November 7, 2012 / 3:24 AM / 5 years ago

Nikkei inches down, investors await U.S. election result

* Investor attention on U.S. fiscal cliff
    * Investors stay on sidelines before U.S. result
    * Nissan surges on hopes for growth in North America

    By Ayai Tomisawa
    TOKYO, Nov 7 (Reuters) - Japan's Nikkei share average edged
down on Wednesday despite gains in U.S. stocks as earlier
short-covering ran its course while investors awaited the
outcome of the U.S. presidential election.
    Traders said that in early trade, investors covered their
short positions from early this week encouraged by a rise in
U.S. stocks as investors looked forward to definitive U.S.
election results. They added that the market was looking forward
to a U.S. leader who can act decisively to avert the legislated
"fiscal cliff" of spending cuts and tax hikes.
    By the midday break, the Nikkei was down 0.1 percent
at 8,965.17 after rising to as high as 9,032.32 in early trade.

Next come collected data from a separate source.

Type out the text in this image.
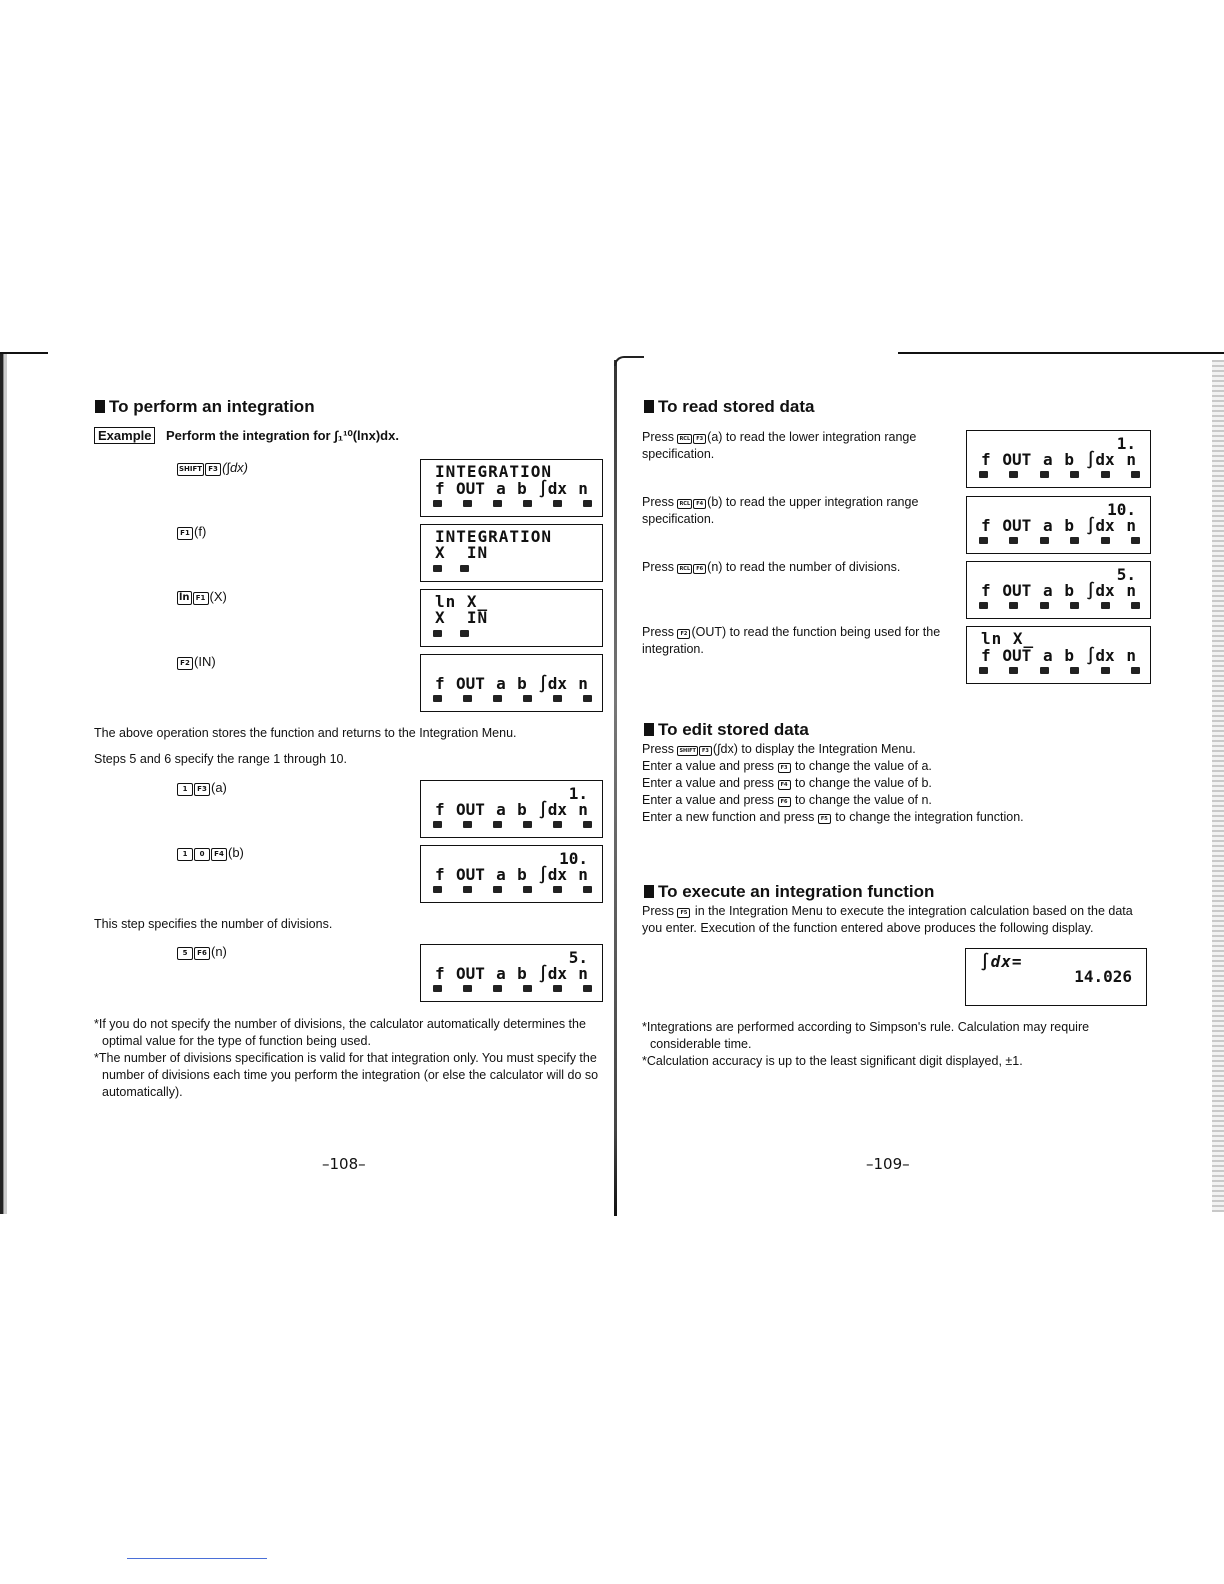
To perform an integration
Example Perform the integration for ∫₁¹⁰(lnx)dx.
SHIFT F3 (∫dx)	INTEGRATION
f OUT a b ∫dx n
F1 (f)	INTEGRATION
X  IN
ln F1 (X)	ln X_
X  IN
F2 (IN)
f OUT a b ∫dx n
The above operation stores the function and returns to the Integration Menu.
Steps 5 and 6 specify the range 1 through 10.
1 F3 (a)	1.
f OUT a b ∫dx n
1 0 F4 (b)	10.
f OUT a b ∫dx n
This step specifies the number of divisions.
5 F6 (n)	5.
f OUT a b ∫dx n
*If you do not specify the number of divisions, the calculator automatically determines the optimal value for the type of function being used.
*The number of divisions specification is valid for that integration only. You must specify the number of divisions each time you perform the integration (or else the calculator will do so automatically).
–108–
To read stored data
Press RCL F3 (a) to read the lower integration range specification.
1.
f OUT a b ∫dx n
Press RCL F4 (b) to read the upper integration range specification.	10.
f OUT a b ∫dx n
Press RCL F6 (n) to read the number of divisions.	5.
f OUT a b ∫dx n
Press F2 (OUT) to read the function being used for the integration.
ln X_
f OUT a b ∫dx n
To edit stored data
Press SHIFT F3 (∫dx) to display the Integration Menu.
Enter a value and press F3 to change the value of a.
Enter a value and press F4 to change the value of b.
Enter a value and press F6 to change the value of n.
Enter a new function and press F5 to change the integration function.
To execute an integration function
Press F5 in the Integration Menu to execute the integration calculation based on the data you enter. Execution of the function entered above produces the following display.
∫dx=
14.026
*Integrations are performed according to Simpson's rule. Calculation may require considerable time.
*Calculation accuracy is up to the least significant digit displayed, ±1.
–109–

The broader Topix was flat at 745.11.
    Democrat President Barack Obama and Republican challenger
Mitt Romney are in a tight race as vote counts started in a few
states. Obama and Romney have been neck-and-neck since their
first debate in early October..
    "Now the market's attention is how the new U.S. leader will
deal with its fiscal policy," said Kenji Shiomura, a markets
analyst at Daiwa Securities, adding that the so-called fiscal
cliff is the biggest short-term threat to the global economy,
including the direction of Japanese stocks. 
    Unless a fractious Congress can move swiftly to reach a deal
after the U.S. elections on Tuesday, about $600 billion in
government spending cuts and higher taxes are set to kick in
from Jan. 1 and could push the U.S. economy back into recession.

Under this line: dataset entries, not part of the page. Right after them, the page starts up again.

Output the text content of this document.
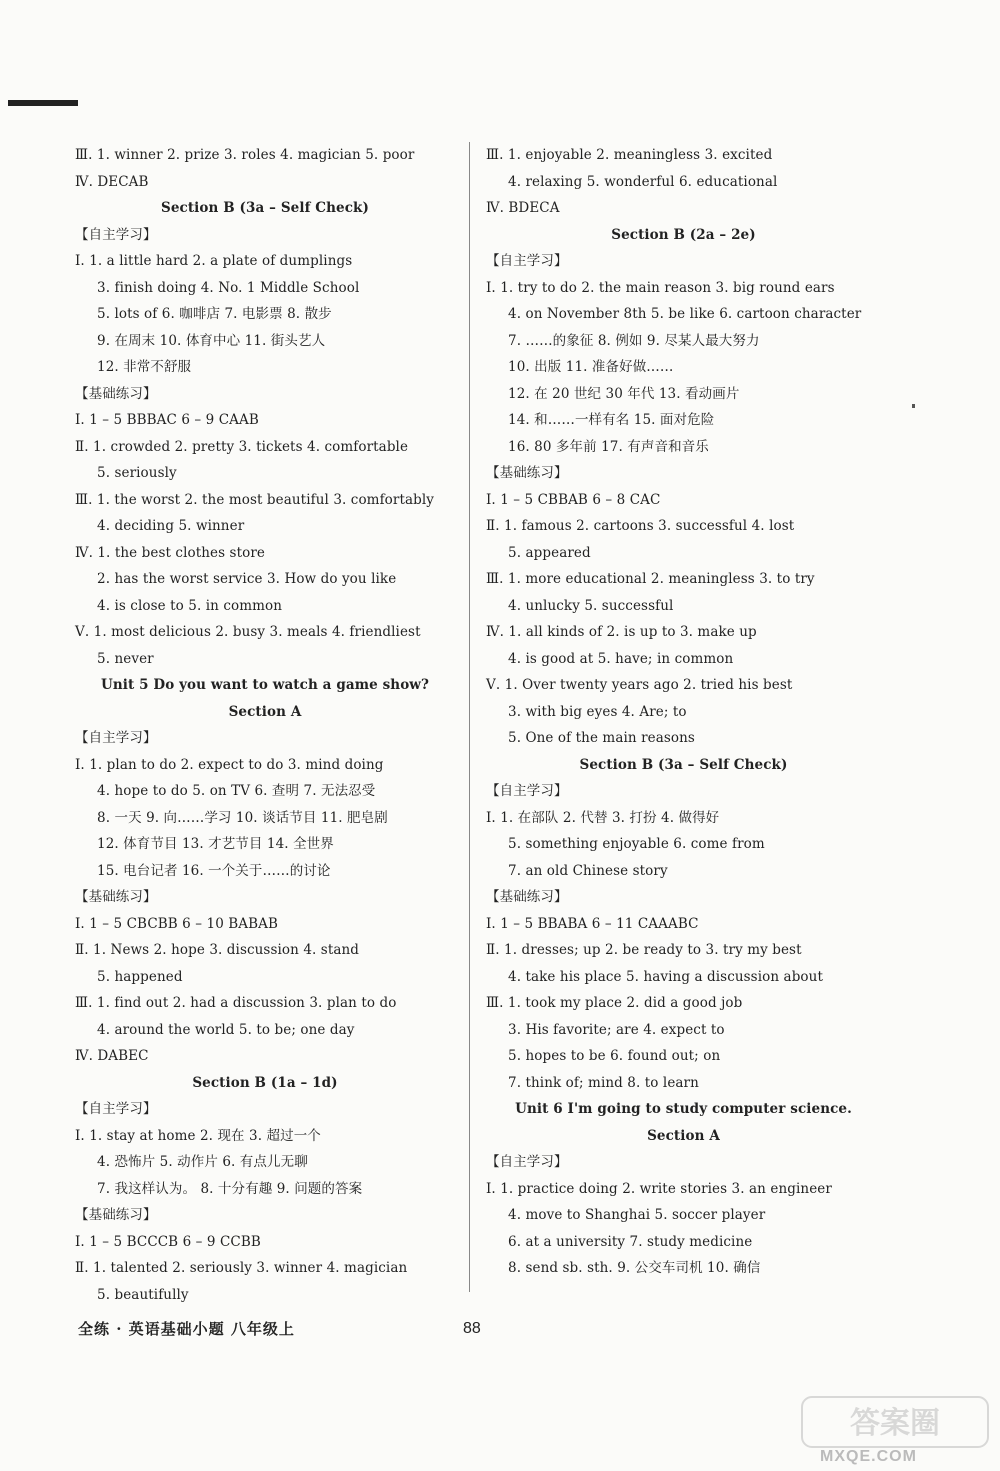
Ⅲ. 1. winner 2. prize 3. roles 4. magician 5. poor
Ⅳ. DECAB
Section B (3a – Self Check)
【自主学习】
Ⅰ. 1. a little hard 2. a plate of dumplings
3. finish doing 4. No. 1 Middle School
5. lots of 6. 咖啡店 7. 电影票 8. 散步
9. 在周末 10. 体育中心 11. 街头艺人
12. 非常不舒服
【基础练习】
Ⅰ. 1 – 5 BBBAC 6 – 9 CAAB
Ⅱ. 1. crowded 2. pretty 3. tickets 4. comfortable
5. seriously
Ⅲ. 1. the worst 2. the most beautiful 3. comfortably
4. deciding 5. winner
Ⅳ. 1. the best clothes store
2. has the worst service 3. How do you like
4. is close to 5. in common
Ⅴ. 1. most delicious 2. busy 3. meals 4. friendliest
5. never
Unit 5 Do you want to watch a game show?
Section A
【自主学习】
Ⅰ. 1. plan to do 2. expect to do 3. mind doing
4. hope to do 5. on TV 6. 查明 7. 无法忍受
8. 一天 9. 向……学习 10. 谈话节目 11. 肥皂剧
12. 体育节目 13. 才艺节目 14. 全世界
15. 电台记者 16. 一个关于……的讨论
【基础练习】
Ⅰ. 1 – 5 CBCBB 6 – 10 BABAB
Ⅱ. 1. News 2. hope 3. discussion 4. stand
5. happened
Ⅲ. 1. find out 2. had a discussion 3. plan to do
4. around the world 5. to be; one day
Ⅳ. DABEC
Section B (1a – 1d)
【自主学习】
Ⅰ. 1. stay at home 2. 现在 3. 超过一个
4. 恐怖片 5. 动作片 6. 有点儿无聊
7. 我这样认为。 8. 十分有趣 9. 问题的答案
【基础练习】
Ⅰ. 1 – 5 BCCCB 6 – 9 CCBB
Ⅱ. 1. talented 2. seriously 3. winner 4. magician
5. beautifully
Ⅲ. 1. enjoyable 2. meaningless 3. excited
4. relaxing 5. wonderful 6. educational
Ⅳ. BDECA
Section B (2a – 2e)
【自主学习】
Ⅰ. 1. try to do 2. the main reason 3. big round ears
4. on November 8th 5. be like 6. cartoon character
7. ……的象征 8. 例如 9. 尽某人最大努力
10. 出版 11. 准备好做……
12. 在 20 世纪 30 年代 13. 看动画片
14. 和……一样有名 15. 面对危险
16. 80 多年前 17. 有声音和音乐
【基础练习】
Ⅰ. 1 – 5 CBBAB 6 – 8 CAC
Ⅱ. 1. famous 2. cartoons 3. successful 4. lost
5. appeared
Ⅲ. 1. more educational 2. meaningless 3. to try
4. unlucky 5. successful
Ⅳ. 1. all kinds of 2. is up to 3. make up
4. is good at 5. have; in common
Ⅴ. 1. Over twenty years ago 2. tried his best
3. with big eyes 4. Are; to
5. One of the main reasons
Section B (3a – Self Check)
【自主学习】
Ⅰ. 1. 在部队 2. 代替 3. 打扮 4. 做得好
5. something enjoyable 6. come from
7. an old Chinese story
【基础练习】
Ⅰ. 1 – 5 BBABA 6 – 11 CAAABC
Ⅱ. 1. dresses; up 2. be ready to 3. try my best
4. take his place 5. having a discussion about
Ⅲ. 1. took my place 2. did a good job
3. His favorite; are 4. expect to
5. hopes to be 6. found out; on
7. think of; mind 8. to learn
Unit 6 I'm going to study computer science.
Section A
【自主学习】
Ⅰ. 1. practice doing 2. write stories 3. an engineer
4. move to Shanghai 5. soccer player
6. at a university 7. study medicine
8. send sb. sth. 9. 公交车司机 10. 确信
全练 · 英语基础小题 八年级上	88
答案圈
MXQE.COM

   "If the United States fails to resolve the fiscal cliff it
would hit the U.S. economy hard as well as the world and the
Japanese economy, so each G20 country will urge the United
States to firmly deal with it," Bank of Japan Governor Masaaki
Shirakawa said before a meeting of Group of 20 finance ministers
and central bankers. 
    Analysts added that once the market prices in the U.S.

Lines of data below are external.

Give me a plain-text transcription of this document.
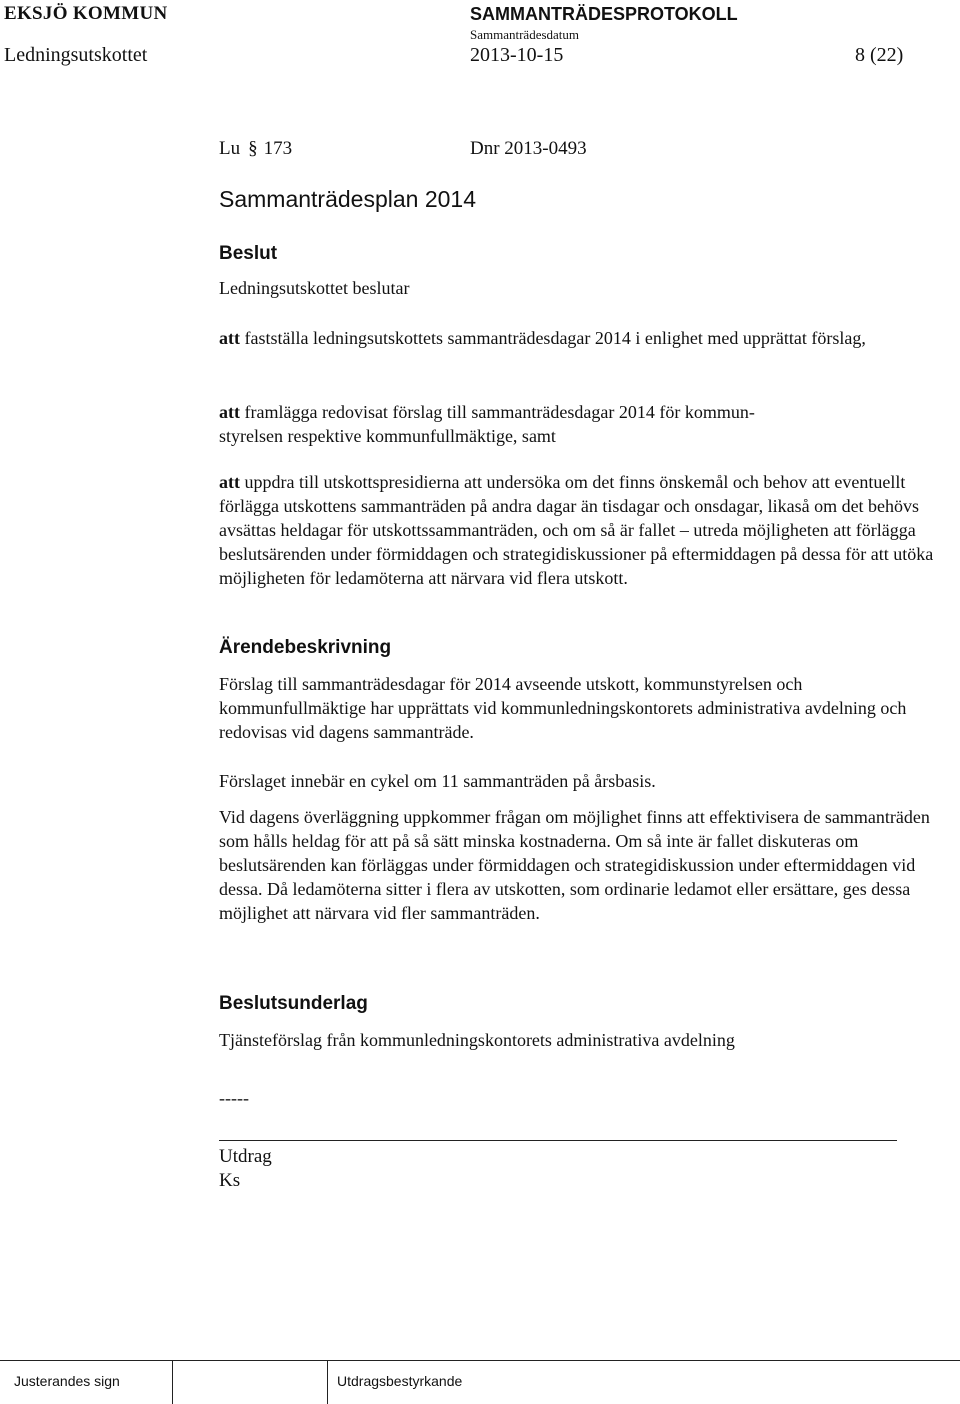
EKSJÖ KOMMUN	SAMMANTRÄDESPROTOKOLL
Sammanträdesdatum
Ledningsutskottet	2013-10-15	8 (22)
Lu § 173	Dnr 2013-0493
Sammanträdesplan 2014
Beslut

Ledningsutskottet beslutar

att fastställa ledningsutskottets sammanträdesdagar 2014 i enlighet med upprättat förslag,

att framlägga redovisat förslag till sammanträdesdagar 2014 för kommun-styrelsen respektive kommunfullmäktige, samt

att uppdra till utskottspresidierna att undersöka om det finns önskemål och behov att eventuellt förlägga utskottens sammanträden på andra dagar än tisdagar och onsdagar, likaså om det behövs avsättas heldagar för utskottssammanträden, och om så är fallet – utreda möjligheten att förlägga beslutsärenden under förmiddagen och strategidiskussioner på eftermiddagen på dessa för att utöka möjligheten för ledamöterna att närvara vid flera utskott.

Ärendebeskrivning

Förslag till sammanträdesdagar för 2014 avseende utskott, kommunstyrelsen och kommunfullmäktige har upprättats vid kommunledningskontorets administrativa avdelning och redovisas vid dagens sammanträde.

Förslaget innebär en cykel om 11 sammanträden på årsbasis.

Vid dagens överläggning uppkommer frågan om möjlighet finns att effektivisera de sammanträden som hålls heldag för att på så sätt minska kostnaderna. Om så inte är fallet diskuteras om beslutsärenden kan förläggas under förmiddagen och strategidiskussion under eftermiddagen vid dessa. Då ledamöterna sitter i flera av utskotten, som ordinarie ledamot eller ersättare, ges dessa möjlighet att närvara vid fler sammanträden.

Beslutsunderlag

Tjänsteförslag från kommunledningskontorets administrativa avdelning

-----
Utdrag
Ks
Justerandes sign	Utdragsbestyrkande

election result, the market will also likely move past the
impact from sour Japanese corporate earnings.
    "Investors will likely continue seeing a correlation between
the dollar-yen move and Japanese stocks as usual. In that sense,
U.S. fiscal policy, which determines the direction of the
dollar, is very important," said Hiroichi Nishi, general manager
at Nikko Cordial Securities. 
    Sumitomo Metal Mining Co Ltd climbed 5.8 percent to
1,087 yen, a one-month high, after the non-ferrous metal company
cut its full-year operating profit forecast to 73 billion yen,
slightly ahead of the market consensus of 72 billion yen. 
    J.P. Morgan raised its price target on Sumitomo Metal Mining
to 1,000 yen from 900 yen and kept its 'neutral' rating. 
    Nissan Motor Co surged 4.0 percent to 704 yen on
expectations of strong growth in sales in North America despite
cutting its full-year operating profit forecast below market
    Nomura Securities lifted its price target on the automaker
to 880 yen from 830 yen and reiterated its 'buy' rating.
    DeNA Co Ltd climbed 2.2 percent to 2,650 yen,
hitting its highest level in six weeks after the social gaming
company's first-half operating profit beat its own guidance.
    The benchmark Nikkei is up 6.0 percent this year, trailing a
13.6 percent rise in the U.S. S&P 500 and a 12.4 percent 
gain in the pan-European STOXX Europe 600 index.